Феликс жалел, что в этот момент он не видит со своего места лица Айдара Надирова, он видел только его спину и заросший курчавыми черными волосами затылок. Нина Сергеевну тоже была от него далеко, маленького росточка, ее всё заслоняли высоченные, плечистые фигуры, но он хорошо представлял себе ее ироничную — в минуты спора — усмешку, ее задорно, сапожком вскинутый носик...
— Внимание,— сказал Гронский.— Считаю до трех. На счете три...
Руки у всех разжались.
Аплодисменты рождались где-то вверху, чуть ли не на темной вершине холма, и, нарастая, катились оттуда вниз.
Гронский раскланивался с церемонным достоинством, кивал направо, налево, но спина его при этом оставалась абсолютно прямой.
Феликс вспомнил, как в антракте гипнотизер переодевал рубашки.
— Нет, сказал он Спиридонову,— это вы зря... Старик работает без дураков...
— А я что?.. Я не в том смысле...— пробормотал Спиридонов.— Жгут, проклятые...— Он поморщился, потирая за ухом.

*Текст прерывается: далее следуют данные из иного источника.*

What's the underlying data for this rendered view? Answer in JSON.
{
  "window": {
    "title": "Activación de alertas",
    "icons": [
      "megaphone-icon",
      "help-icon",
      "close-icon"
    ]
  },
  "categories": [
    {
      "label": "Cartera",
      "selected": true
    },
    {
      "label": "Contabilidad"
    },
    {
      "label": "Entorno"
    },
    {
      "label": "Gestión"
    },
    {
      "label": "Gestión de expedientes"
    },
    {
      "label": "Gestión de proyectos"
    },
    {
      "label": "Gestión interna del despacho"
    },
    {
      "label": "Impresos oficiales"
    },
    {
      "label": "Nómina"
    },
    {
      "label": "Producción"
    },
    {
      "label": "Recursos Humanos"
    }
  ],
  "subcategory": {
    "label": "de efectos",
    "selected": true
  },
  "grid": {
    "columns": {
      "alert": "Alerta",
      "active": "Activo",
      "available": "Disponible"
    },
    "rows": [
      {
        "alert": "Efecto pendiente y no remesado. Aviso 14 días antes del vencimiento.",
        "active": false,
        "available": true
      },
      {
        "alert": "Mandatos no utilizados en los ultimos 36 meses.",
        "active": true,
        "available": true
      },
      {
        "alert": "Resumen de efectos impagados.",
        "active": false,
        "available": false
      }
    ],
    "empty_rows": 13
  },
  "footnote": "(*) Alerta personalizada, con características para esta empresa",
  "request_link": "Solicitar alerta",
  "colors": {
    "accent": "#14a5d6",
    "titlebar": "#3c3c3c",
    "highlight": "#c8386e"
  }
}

Рита рассадила всех по стульям, гипнотизер возобновил свои пассы. Стулья располагались в глубине сцены, теперь у Феликса на виду были все лица, он видел, как черты их расслаблялись, приобретали умиротворенное выражение, видел, как смыкались веки, как загрубелые мускулистые руки, лежавшие на коленях, теряли напряженность, отмякали. К тем, кто не засыпал сразу, подходила Рита, что-то говорила, наклонясь к самому уху, иногда пересаживала, меняла местами. Постепенно все окончательно успокоились, дышали ровно; у атлета, пытавшегося разорвать сплетенные пальцы коленом, голова упала на плечо, Рита приподняла ее, оперла затылком о спинку стула. Рядом сидел Надиров. Ноздри его широкого носа подрагивали, раздуваясь, но в лице было что-то кроткое младенческое... Такое же выражение Феликс заметил и на лице Нины Сергеевны, но не стал разглядывать, только задел глазами; неловко было наблюдать за нею спящей.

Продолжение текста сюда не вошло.